Configuring Azure AD

The process below describes what is required when synchronizing between Voca tenant with Azure Active Directory.

The organization Administrator (Microsoft 365) should grant tenant-wide admin consent to “Directory and Presence” applications on behalf of the organization, this is done through an app registration process:

1. Enter the Azure tenant details in the required fields below.
2. Click Consent to initiate the integration.
3. An Azure Global Administrator must approve the request to register the application with the necessary permissions.
4. Once approved, the application is created in Azure, granting Voca access to the requested data— the organization's contact list.

The consent process is required once for Azure AD sync and once for Teams Presence.

To configure Azure AD:
1. Open the System Settings page (Configuration > System Settings > Directory Synchronization); the following appears:

2. Under the Directory Synchronization group, from the 'Synchronization Mode' drop-down list, select Azure AD; the following appears:

3. In the 'Azure Tenant ID' field, enter the Azure Tenant ID from which to request the presence.
4. In the 'User' field, enter the name of the user defined on the Azure tenant with permissions to access the presence.
5. In the 'Password' field, enter the user’s password.
6. In the 'Filter' field, enter the filter configuration. For example:

"(startsWith(givenName, 'V') OR endsWith(mail,'@outlook.com')) AND businessPhones/any(p:p le 'a') AND surname ne null and NOT(surname eq 'Last')"

"department in ('Retail', 'Sales') AND givenName le 'zzz' AND mobilePhone ge '9'"

7. Click Consent.

Operators: 'Contains', 'lt' and 'gt' are not supported. For more information, refer to https://docs.microsoft.com/en-us/graph/aad-advanced-queries?tabs=http.
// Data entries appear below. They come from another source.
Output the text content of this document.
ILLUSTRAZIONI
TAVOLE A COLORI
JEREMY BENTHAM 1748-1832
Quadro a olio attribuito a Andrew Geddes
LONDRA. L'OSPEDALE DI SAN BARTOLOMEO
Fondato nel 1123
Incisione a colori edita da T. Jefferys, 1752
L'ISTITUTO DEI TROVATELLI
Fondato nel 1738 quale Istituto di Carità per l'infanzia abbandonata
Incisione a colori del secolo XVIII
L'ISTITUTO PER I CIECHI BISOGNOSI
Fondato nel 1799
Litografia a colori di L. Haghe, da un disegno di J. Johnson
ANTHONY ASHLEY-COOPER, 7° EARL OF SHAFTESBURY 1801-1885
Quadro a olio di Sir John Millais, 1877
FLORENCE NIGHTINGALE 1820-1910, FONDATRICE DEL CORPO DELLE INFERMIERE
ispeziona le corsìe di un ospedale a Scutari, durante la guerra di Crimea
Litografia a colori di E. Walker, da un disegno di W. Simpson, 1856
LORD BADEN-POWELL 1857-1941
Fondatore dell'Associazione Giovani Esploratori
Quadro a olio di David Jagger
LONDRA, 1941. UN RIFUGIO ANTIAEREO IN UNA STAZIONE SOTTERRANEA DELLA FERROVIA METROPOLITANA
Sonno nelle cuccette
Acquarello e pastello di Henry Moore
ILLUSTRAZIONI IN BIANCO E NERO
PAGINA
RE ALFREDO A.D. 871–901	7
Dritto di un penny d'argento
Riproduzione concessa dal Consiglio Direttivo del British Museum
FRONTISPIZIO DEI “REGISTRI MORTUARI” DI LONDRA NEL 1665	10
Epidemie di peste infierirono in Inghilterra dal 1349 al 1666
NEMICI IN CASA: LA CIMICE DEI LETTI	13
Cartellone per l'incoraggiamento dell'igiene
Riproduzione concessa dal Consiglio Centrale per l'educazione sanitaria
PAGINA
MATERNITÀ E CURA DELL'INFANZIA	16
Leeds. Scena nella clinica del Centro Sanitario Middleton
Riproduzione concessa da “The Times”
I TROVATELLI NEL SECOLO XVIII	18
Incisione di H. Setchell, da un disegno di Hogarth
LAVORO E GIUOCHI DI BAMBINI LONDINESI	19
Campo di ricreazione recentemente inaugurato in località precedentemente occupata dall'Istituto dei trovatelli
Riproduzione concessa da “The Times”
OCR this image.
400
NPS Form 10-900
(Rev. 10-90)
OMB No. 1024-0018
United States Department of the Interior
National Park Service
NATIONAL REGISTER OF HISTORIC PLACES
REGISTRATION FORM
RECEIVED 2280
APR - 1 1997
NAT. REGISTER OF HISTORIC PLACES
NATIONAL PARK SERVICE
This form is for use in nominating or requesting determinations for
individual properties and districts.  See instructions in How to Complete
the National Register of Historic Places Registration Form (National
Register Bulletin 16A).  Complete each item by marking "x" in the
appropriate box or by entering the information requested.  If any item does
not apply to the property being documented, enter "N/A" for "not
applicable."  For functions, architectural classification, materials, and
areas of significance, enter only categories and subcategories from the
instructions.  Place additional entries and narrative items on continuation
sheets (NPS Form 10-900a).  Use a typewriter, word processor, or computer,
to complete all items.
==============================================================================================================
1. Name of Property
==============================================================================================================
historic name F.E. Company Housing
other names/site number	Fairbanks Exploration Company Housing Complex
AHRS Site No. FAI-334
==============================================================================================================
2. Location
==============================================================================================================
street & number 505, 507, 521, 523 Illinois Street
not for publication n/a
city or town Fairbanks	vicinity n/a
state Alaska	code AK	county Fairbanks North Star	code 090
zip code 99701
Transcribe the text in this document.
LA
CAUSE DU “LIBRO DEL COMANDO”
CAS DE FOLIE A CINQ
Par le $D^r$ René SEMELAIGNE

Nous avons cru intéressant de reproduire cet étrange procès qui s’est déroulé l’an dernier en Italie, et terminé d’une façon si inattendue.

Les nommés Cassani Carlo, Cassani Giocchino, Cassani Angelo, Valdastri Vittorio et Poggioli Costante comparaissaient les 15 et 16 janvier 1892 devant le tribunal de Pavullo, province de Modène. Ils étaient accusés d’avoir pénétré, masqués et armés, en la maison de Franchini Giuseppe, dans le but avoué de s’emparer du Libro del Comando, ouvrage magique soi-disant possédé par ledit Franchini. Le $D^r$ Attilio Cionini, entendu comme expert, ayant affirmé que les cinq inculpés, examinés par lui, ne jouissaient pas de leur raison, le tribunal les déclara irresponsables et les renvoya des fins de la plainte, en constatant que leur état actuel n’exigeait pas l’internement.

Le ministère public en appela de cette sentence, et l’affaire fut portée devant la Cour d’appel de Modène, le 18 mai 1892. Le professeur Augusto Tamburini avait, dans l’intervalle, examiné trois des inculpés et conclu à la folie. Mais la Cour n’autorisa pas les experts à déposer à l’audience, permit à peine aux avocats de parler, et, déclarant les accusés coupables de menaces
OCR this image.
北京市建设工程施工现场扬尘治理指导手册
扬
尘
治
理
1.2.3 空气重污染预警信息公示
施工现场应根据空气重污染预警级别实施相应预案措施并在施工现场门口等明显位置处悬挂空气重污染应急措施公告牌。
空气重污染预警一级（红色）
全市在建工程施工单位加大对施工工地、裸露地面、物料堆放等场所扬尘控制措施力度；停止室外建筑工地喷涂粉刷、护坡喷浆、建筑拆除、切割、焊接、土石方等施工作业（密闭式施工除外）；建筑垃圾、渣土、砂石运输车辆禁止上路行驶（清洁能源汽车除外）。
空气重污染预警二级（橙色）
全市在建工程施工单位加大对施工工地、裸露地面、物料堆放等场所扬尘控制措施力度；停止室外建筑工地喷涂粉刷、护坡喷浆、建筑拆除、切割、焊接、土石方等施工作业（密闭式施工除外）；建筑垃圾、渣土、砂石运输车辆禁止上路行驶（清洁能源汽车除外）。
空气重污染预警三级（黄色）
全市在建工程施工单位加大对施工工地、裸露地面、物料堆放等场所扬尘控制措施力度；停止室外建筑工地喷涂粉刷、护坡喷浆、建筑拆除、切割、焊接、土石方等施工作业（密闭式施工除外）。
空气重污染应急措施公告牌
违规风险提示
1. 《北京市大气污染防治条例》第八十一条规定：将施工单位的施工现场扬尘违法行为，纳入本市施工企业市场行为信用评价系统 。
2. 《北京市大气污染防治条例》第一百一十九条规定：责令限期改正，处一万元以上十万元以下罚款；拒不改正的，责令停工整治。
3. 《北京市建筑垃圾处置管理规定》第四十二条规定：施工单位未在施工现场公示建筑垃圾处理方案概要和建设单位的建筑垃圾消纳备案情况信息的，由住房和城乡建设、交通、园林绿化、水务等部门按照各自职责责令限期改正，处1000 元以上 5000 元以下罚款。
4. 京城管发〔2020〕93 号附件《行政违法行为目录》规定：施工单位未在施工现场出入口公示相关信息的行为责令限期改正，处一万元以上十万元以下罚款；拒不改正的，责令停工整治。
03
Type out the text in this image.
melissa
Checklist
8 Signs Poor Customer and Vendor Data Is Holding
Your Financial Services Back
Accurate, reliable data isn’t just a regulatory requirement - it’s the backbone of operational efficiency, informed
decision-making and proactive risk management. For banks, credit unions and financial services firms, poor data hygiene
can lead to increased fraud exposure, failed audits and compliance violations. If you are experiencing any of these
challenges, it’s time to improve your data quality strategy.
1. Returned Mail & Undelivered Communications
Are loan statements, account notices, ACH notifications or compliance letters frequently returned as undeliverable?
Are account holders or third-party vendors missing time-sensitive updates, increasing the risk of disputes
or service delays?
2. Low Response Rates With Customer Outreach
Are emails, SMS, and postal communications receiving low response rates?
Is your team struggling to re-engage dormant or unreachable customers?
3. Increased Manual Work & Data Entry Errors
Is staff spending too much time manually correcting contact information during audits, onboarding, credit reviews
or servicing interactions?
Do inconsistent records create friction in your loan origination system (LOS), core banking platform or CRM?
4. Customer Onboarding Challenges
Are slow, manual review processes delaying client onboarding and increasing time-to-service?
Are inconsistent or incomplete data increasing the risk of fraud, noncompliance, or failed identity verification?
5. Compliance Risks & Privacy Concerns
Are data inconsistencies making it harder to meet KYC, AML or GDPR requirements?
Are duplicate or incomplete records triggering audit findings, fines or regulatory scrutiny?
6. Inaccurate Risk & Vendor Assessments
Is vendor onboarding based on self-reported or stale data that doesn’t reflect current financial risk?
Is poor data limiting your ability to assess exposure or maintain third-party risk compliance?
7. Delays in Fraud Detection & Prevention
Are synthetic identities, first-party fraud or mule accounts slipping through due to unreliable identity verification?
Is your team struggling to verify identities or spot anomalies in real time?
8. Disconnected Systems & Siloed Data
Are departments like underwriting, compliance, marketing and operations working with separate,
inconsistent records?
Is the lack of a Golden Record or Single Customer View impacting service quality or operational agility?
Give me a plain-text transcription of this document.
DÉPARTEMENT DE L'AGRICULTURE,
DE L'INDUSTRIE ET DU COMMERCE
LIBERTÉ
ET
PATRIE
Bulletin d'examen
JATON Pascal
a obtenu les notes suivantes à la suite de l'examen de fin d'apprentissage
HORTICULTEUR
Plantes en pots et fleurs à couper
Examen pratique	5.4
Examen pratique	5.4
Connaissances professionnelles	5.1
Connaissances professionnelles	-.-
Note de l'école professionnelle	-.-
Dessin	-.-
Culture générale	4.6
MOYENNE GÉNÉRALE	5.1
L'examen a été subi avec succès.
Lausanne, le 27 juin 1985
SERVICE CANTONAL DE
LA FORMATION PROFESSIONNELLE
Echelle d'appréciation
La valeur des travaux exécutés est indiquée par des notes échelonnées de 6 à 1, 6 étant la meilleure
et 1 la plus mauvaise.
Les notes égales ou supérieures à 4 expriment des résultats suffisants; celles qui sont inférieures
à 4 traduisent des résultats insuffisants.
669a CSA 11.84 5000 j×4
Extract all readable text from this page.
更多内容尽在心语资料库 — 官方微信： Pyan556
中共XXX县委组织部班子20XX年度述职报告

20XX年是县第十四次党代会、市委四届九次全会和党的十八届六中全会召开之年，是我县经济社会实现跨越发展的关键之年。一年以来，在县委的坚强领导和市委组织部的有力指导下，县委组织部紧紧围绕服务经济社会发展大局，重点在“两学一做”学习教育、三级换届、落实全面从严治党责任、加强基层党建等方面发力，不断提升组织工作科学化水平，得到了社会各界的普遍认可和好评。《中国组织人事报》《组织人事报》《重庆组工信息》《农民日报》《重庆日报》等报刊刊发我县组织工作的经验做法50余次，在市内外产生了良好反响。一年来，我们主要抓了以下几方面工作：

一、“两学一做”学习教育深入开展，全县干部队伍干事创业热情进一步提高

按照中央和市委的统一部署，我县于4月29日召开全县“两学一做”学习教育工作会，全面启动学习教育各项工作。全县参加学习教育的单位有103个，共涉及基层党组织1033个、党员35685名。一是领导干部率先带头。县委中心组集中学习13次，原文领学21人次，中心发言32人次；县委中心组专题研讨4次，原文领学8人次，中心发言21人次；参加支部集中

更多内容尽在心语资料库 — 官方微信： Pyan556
To check connectivity to Azure AD, click Check Connection.

8. Under the Azure AD User Attributes group, enter the following:
a. In the 'Unique ID' field, enter "Id".
b. In the 'First Name' field, enter "givenName".
c. In the 'Last Name' field, enter "surname".
d. In the 'Extension' field, enter "businessPhone".
e. In the 'Mobile' field, enter "mobilePhone".
f. In the 'Department' field, enter "department".
g. In the 'Email' field, enter "mail".

9. Select the following fields for when you want to import contacts from the Azure AD server:
Days
Start Time not before
Start time not before (Sec)

 

10. From the 'Email Notification' drop-down list, select one of the following to indicate when notification emails should be sent:
None
Success
Failure
All

11. Click Save Changes.
12. Click Import Now to import contacts from the Azure AD server immediately (Optional).